The other point we want to discuss is the underlying algorithms that were used to solve the problem, with independence of the modeling language. For instance, we can classify the algorithmic approaches as follows:

  • Branch and cut based: This family of algorithms is closely related with solving MIP models. At the basis of commercial solvers like CPLEX or Gurobi, lays a Branch and cut algorithm that runs simplex at each node. The main contribution of such methods for CB-CTT may have been computing tight lower bounds to the problem. Unfortunately, it seems that the use of such commercial solvers is not, currently, state of the art for finding good solutions for CB-CTT instances. It may be interesting to study why this happens in this kind of problems. There are also MaxSAT solvers based on branch and bound methods that, at each node, run a CDCL (see below) SAT solver. This kind of solvers have proven to be of use for CB-CTT and could achieve several good solutions.

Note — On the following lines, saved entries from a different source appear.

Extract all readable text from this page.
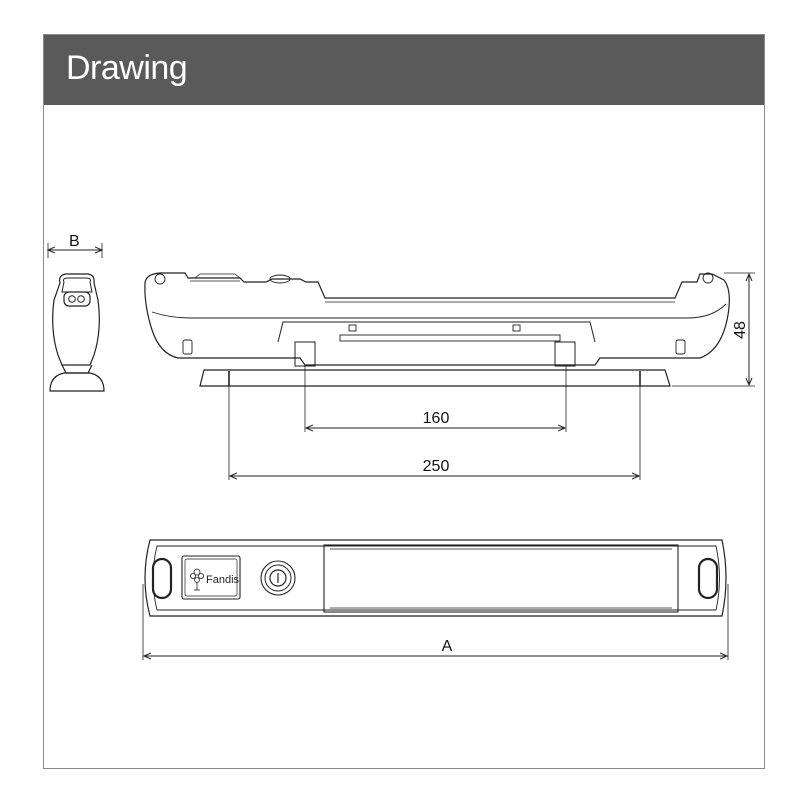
Drawing
B
48
160
250
Fandis
A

  • Metaheuristic methods: This family of algorithms is the dominant in combinatorial optimization and may also be the most flexible. There exist metaheuristic-based solvers for virtually all the modeling languages used. Apparently, working over a direct representation of the problem, for defining neighborhoods and search strategies, is what gives this kind of approaches the best solutions for CB-CTT. One drawback of such approaches may be the impossibility of certifying optimality of the obtained solutions.

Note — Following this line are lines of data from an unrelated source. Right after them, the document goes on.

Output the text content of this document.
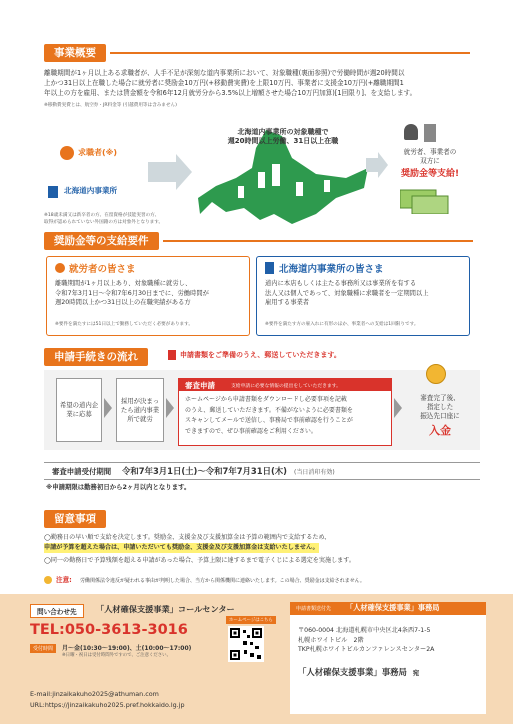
事業概要
離職期間が1ヶ月以上ある求職者が、人手不足が深刻な道内事業所において、対象職種(裏面参照)で労働時間が週20時間以
上かつ31日以上在職した場合に就労者に奨励金10万円(+移動費実費)を上限10万円、事業者に支援金10万円(+離職期間1
年以上の方を雇用、または賃金額を令和6年12月就労分から3.5%以上増額させた場合10万円加算)[1回限り]、を支給します。
※移動費実費とは、航空券・JR料金等 (引越費用等は含みません)
求職者(※)
北海道内事業所
※18歳未満又は新卒者の方、在留資格が技能実習の方、
取得が認められていない外国籍の方は対象外となります。
北海道内事業所の対象職種で
週20時間以上労働、31日以上在職
就労者、事業者の
双方に
奨励金等支給!
奨励金等の支給要件
就労者の皆さま
離職期間が1ヶ月以上あり、対象職種に就労し、
令和7年3月1日〜令和7年6月30日までに、労働時間が
週20時間以上かつ31日以上の在職実績がある方
※要件を満たすには51日以上で勤務していただく必要があります。
北海道内事業所の皆さま
道内に本店もしくは主たる事務所又は事業所を有する
法人又は個人であって、対象職種に求職者を一定期間以上
雇用する事業者
※要件を満たす方の雇入れに有形のほか、事業者への支給は1回限りです。
申請手続きの流れ	申請書類をご準備のうえ、郵送していただきます。
希望の道内企業に応募
採用が決まったら道内事業所で就労
審査申請	支給申請に必要な情報の提出をしていただきます。
ホームページから申請書類をダウンロードし必要事項を記載
のうえ、郵送していただきます。不備がないように必要書類を
スキャンしてメールで送信し、事務局で事前確認を行うことが
できますので、ぜひ事前確認をご利用ください。
審査完了後、
指定した
振込先口座に
入金
審査申請受付期間 令和7年3月1日(土)〜令和7年7月31日(木) (当日消印有効)
※申請期限は勤務初日から2ヶ月以内となります。
留意事項
◯勤務日の早い順で支給を決定します。奨励金、支援金及び支援加算金は予算の範囲内で支給するため、
申請が予算を超えた場合は、申請いただいても奨励金、支援金及び支援加算金は支給いたしません。
◯同一の勤務日で予算残額を超える申請があった場合、予算上限に達するまで電子くじによる選定を実施します。
注意: 労働関係法令違反が疑われる事由が判明した場合、当方から関係機関に連絡いたします。この場合、奨励金は支給されません。
問い合わせ先	「人材確保支援事業」コールセンター
TEL:050-3613-3016
受付時間	月〜金(10:30〜19:00)、土(10:00〜17:00)
※日曜・祝日は受付時間外ですので、ご注意ください。
E-mail:jinzaikakuho2025@athuman.com
URL:https://jinzaikakuho2025.pref.hokkaido.lg.jp
ホームページはこちら
申請書類送付先 「人材確保支援事業」事務局
〒060-0004 北海道札幌市中央区北4条西7-1-5
札幌ホワイトビル　2階
TKP札幌ホワイトビルカンファレンスセンター2A
「人材確保支援事業」事務局 宛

  • Backtracking based: A whole family of solvers, especially for CSP and SAT languages are based on backtracking-related search methods. For instance, modern SAT solvers implement what has been called the Conflict-Driven Clause-Learning (CDCL) algorithm (Biere et al. 2009). This algorithm lays at the solution to optimality of several CB-CTT instances. CDCL SAT solvers permit certifying unsatisfiability for a given input SAT formula. Furthermore, they can output a (hopefully small) subset of clauses that is unsatisfiable, called an unsatisfiable core. This fact, plus being able to encode cardinality constraints efficiently, permits UNSAT-core-based partial-MaxSATt solvers (see Ansótegui et al. 2009 for details) calculate lower bounds and, eventually, find optimal solutions by making successive calls to a SAT solver. Many of the best obtained results for CB-CTT have come from this approach and so, these techniques seem very well suited for this kind of problems. Nevertheless, some interesting facts arise. For instance, the underlying proof system for CDCL is resolution and it happens that some type of unsatisfiable problems have exponential resolution proofs for unsatisfiability. Such is the case of pigeonhole problems (see Haken 1985). Unfortunately, such kind of problems may be common in timetabling and, in case of unsatisfiability, CDCL-based SAT solvers may perform badly. Such is the case of instance comp01, which, even being relatively small, could not be decided, even in the basic feasibility only encoding. This fact, plus the fact that these techniques either find an optimal solution or no solution at all, may be the main drawbacks for the approach.

4 Future work

Looking at all the proposed approaches, we can find that no particular solving method outperforms all the others in all the benchmarks. It would be interesting to find out the reasons why certain approach is better in its strong instances and why it performs poorly in its weaker ones. This may help guiding future research and producing, for instance, portfolio solvers that could be more close to application than current ones. Also, this knowledge will help researchers in finding out new solution methods that can handle the newer and more complex constraints and evaluation function being considered for the problem. For instance, it may be a good idea to, for example, use SAT-based techniques for finding input feasible solutions for metaheuristic methods.

Also, each year, new solving methods appear for all the languages in which CB-CTT could have been represented and it would be worth testing them over the already generated encodings. Such may be the case of local-search-based SAT solvers like (Biere 2014) or new CDCL-based ILP solvers like (Nieuwenhuis 2014).